I asked myself: Where does this Chavista intolerance that I personally witnessed on many occasions come from? Watching Enrique, Tony and other staunch supporters of Chávez, I understood their motivation and their tendency to dismiss differences of opinion with hot-tempered expression. Since Chávez came to power, for the first time in their lives they felt that their efforts had purpose and meaning. Through their larger-than-life leader, they discovered their dignity. Add dozens and dozens of welfare programs, and Chavistas will probably try hard to keep Chavismo alive and defend their interests and newly found self-importance.
I was back in Venezuela in 2010 and their commitment to protect the revolution had the same intensity as it did in 2006, and maybe even more.
Chávez was able to turn once democratic Venezuela into an autocratic country, and, to his credit, without unleashing terror. But opponents of Chávez do not like living in this intellectual apartheid system. Chavistas, for their part, see their own possible departure from power as a threat to their very existence. This mix is volatile and could lead to future clashes.

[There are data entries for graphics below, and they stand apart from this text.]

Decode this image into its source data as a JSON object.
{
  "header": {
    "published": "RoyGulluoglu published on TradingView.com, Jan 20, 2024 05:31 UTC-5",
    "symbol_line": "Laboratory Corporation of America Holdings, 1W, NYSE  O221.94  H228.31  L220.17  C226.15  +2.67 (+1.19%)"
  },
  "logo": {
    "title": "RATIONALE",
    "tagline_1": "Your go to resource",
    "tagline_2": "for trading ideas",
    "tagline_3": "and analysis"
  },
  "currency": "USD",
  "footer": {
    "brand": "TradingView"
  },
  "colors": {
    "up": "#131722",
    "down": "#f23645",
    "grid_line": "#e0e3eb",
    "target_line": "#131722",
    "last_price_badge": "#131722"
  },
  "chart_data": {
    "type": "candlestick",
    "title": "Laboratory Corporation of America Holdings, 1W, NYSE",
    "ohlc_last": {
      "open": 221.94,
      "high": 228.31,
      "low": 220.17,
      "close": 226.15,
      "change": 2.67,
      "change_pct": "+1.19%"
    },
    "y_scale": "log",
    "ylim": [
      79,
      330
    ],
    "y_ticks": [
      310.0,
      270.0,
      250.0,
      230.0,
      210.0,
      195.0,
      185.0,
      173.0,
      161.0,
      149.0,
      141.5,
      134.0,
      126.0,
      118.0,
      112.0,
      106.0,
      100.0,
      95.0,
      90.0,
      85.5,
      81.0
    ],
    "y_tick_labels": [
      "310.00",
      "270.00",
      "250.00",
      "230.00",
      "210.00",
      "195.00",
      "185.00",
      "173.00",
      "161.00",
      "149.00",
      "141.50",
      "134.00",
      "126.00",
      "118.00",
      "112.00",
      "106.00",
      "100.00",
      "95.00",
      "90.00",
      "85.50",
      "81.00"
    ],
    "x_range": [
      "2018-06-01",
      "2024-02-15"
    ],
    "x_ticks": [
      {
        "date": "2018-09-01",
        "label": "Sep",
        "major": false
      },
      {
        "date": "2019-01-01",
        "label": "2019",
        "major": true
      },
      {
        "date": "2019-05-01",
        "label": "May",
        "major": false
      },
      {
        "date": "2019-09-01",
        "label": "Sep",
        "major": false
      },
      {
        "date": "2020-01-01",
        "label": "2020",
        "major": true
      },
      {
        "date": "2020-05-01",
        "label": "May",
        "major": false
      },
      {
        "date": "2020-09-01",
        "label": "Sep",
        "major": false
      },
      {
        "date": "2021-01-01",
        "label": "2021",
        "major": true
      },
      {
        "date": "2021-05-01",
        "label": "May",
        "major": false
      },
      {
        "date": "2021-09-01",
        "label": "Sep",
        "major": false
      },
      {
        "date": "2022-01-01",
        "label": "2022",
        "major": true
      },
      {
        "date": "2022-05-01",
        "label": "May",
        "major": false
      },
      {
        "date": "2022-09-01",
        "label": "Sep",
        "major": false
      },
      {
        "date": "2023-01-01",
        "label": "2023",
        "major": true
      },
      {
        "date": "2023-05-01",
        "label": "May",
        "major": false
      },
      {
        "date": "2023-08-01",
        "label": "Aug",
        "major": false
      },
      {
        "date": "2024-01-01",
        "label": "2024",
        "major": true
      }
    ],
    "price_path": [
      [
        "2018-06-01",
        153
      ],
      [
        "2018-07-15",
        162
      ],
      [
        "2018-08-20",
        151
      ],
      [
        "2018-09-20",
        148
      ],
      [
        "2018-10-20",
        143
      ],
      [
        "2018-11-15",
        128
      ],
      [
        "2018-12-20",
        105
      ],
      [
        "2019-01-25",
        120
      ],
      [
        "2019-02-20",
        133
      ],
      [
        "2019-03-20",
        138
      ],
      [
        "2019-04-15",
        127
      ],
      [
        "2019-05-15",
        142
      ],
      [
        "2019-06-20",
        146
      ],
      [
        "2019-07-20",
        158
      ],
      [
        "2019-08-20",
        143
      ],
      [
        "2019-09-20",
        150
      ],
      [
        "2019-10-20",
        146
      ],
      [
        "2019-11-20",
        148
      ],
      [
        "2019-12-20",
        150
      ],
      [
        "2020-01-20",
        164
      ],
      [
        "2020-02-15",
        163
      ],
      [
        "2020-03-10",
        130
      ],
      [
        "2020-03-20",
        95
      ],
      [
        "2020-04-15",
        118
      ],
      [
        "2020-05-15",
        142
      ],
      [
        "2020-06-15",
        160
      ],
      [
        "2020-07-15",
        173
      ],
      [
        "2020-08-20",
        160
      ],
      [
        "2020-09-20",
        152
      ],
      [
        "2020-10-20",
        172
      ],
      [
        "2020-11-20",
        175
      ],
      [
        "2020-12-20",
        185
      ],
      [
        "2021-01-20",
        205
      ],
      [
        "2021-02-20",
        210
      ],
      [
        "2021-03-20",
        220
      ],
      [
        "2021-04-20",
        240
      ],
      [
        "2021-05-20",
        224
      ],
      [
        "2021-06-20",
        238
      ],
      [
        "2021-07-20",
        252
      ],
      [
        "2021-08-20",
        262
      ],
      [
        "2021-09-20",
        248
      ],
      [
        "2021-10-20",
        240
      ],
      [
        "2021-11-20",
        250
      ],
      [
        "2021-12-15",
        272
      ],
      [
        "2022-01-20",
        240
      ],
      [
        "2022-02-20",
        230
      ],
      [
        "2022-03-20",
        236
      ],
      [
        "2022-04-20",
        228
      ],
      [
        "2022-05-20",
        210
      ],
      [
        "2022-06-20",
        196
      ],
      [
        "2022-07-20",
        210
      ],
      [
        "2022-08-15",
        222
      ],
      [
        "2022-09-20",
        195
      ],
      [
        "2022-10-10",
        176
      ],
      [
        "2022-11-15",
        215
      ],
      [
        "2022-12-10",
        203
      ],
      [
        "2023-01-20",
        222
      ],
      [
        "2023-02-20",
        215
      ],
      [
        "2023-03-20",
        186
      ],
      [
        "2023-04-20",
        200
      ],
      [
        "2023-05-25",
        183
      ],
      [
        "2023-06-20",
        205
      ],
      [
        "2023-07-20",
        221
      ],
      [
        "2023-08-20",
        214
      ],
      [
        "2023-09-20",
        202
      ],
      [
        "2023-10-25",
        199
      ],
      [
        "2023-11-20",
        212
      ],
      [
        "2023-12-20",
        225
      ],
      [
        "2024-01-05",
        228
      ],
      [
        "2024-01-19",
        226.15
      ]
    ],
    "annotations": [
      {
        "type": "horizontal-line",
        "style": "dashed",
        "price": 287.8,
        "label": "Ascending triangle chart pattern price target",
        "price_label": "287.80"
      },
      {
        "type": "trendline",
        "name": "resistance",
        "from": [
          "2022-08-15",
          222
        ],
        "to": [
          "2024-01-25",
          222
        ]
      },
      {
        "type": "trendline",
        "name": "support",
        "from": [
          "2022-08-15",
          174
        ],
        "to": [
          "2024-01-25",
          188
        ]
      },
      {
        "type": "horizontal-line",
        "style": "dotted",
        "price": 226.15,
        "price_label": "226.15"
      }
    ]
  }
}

It remains to be seen who will be the next president of Venezuela. An opposition leader in Miraflores could establish a society where all classes are respected, and no one lives at the expense of others. This would mean not just the end of Chavismo, but the resuscitation of the democratic opposition deeply damaged by the corruption and cynical social policies of the past. The poor cannot be left behind as before.
The seed of fierce populism that Chávez planted in his supporters’ hearts overtook their minds to the extent that they call themselves Chávez. In doing so, they gave up their individuality and are dragging Venezuela closer to a dictatorship.
Eduard Freisler is a Czech journalist who lives in New York.